La necesidad agudiza el ingenio, aunque a veces también lo embota. Algo así debió sucederle este domingo al vasco-alcarreño Iván Fandiño durante su comparecencia en la Feria de Bilbao.
El torero, bien conocido por los aficionados de Guadalajara, no debió sorprenderse de tener que lidiar el peor lote. La suerte y el escalafón tienen esas cosas.

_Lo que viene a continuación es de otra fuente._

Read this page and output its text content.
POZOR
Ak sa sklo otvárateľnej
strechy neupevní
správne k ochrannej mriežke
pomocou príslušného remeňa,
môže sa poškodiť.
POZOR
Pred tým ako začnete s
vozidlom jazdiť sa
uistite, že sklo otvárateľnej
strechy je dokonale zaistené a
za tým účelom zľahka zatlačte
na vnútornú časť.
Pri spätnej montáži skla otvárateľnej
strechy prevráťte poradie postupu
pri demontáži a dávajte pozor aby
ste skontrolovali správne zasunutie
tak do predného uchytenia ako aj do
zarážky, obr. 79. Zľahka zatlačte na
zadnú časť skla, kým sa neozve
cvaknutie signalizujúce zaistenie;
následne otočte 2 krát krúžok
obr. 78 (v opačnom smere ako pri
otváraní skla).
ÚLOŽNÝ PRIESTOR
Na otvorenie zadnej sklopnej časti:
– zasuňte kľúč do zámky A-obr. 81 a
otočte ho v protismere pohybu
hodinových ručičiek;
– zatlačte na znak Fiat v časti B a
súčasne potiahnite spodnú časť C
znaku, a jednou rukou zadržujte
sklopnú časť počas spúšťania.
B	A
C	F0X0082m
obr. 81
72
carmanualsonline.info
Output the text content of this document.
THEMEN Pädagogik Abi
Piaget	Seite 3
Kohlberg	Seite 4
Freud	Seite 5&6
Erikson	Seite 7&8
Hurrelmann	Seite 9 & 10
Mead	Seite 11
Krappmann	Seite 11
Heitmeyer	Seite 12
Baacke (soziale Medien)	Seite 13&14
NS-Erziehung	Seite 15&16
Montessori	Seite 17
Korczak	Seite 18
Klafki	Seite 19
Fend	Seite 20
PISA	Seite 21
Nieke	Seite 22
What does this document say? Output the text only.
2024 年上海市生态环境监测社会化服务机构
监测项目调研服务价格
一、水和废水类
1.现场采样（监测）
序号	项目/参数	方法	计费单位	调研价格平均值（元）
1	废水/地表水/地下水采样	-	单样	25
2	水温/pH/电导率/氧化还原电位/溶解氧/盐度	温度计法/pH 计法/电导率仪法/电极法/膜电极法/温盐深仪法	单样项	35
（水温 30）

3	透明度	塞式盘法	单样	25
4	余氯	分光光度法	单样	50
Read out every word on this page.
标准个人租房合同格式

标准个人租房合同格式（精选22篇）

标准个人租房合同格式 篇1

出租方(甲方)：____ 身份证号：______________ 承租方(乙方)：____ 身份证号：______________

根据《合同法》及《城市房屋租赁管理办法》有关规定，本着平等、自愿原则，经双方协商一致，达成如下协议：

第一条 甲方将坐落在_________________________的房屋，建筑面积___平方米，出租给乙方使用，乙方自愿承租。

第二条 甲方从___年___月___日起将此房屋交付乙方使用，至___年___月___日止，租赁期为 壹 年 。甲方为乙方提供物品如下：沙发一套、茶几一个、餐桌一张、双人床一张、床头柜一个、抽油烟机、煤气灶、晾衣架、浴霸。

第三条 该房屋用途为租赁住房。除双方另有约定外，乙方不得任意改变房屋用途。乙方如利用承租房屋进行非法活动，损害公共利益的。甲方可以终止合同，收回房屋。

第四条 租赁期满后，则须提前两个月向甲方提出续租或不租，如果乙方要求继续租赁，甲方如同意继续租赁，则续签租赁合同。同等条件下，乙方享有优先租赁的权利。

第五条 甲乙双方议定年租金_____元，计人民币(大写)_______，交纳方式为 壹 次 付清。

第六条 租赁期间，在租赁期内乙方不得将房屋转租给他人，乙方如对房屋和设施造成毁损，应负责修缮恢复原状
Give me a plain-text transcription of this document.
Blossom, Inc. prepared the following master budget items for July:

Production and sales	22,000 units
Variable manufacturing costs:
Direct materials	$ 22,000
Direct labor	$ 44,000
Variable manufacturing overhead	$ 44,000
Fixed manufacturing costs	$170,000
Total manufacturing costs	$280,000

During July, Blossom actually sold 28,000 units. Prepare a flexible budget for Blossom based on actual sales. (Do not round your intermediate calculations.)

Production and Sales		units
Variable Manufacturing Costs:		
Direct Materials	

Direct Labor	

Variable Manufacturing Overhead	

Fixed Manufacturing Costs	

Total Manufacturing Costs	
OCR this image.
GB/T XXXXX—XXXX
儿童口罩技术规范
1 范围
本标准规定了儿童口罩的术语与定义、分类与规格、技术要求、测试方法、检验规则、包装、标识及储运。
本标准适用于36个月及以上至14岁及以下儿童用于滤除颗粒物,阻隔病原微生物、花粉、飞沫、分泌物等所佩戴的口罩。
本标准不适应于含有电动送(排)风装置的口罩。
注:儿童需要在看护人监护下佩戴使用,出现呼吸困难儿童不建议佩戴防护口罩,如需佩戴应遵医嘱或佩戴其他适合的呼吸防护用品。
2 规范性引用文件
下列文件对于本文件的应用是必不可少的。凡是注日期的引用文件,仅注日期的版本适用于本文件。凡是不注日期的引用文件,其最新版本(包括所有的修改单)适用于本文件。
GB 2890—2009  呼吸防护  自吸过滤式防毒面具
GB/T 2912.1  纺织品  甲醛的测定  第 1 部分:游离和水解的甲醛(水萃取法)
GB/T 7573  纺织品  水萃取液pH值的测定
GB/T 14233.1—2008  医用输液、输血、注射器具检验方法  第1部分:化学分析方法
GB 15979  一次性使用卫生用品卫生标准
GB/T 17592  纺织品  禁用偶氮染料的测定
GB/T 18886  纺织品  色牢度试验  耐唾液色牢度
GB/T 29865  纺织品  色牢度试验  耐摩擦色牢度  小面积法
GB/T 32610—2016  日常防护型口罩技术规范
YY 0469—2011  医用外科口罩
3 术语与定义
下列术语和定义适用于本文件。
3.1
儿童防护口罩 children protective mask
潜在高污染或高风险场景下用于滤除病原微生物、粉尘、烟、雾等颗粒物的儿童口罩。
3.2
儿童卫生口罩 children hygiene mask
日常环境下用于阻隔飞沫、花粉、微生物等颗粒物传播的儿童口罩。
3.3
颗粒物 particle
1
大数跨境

Buenas fueron las verónicas ante el tercero de Torrestrella, que si pecó de algo fue de tonto... un grave pecado para un toro de lidia, que se presupone debe ser bravo. Con la muleta, sólo destellos. Parado fue también el sexto, a cuyo final quiso Fandiño añadir el picante que no tuvo la faena. Emulando a Galán, entro por dos veces a matar sin muleta, dejando también en el olvido tanto la tauromaquia como la puntería. Con pitos y un descabello se saldó la experiencia. Al menos no resultó herido, aunque sí terminara molido después de encunarse por dos veces entre los pitones.
Antonio Barrera y Luis Bolívar, sus compañeros de terna, desaprovecharon mejores astados.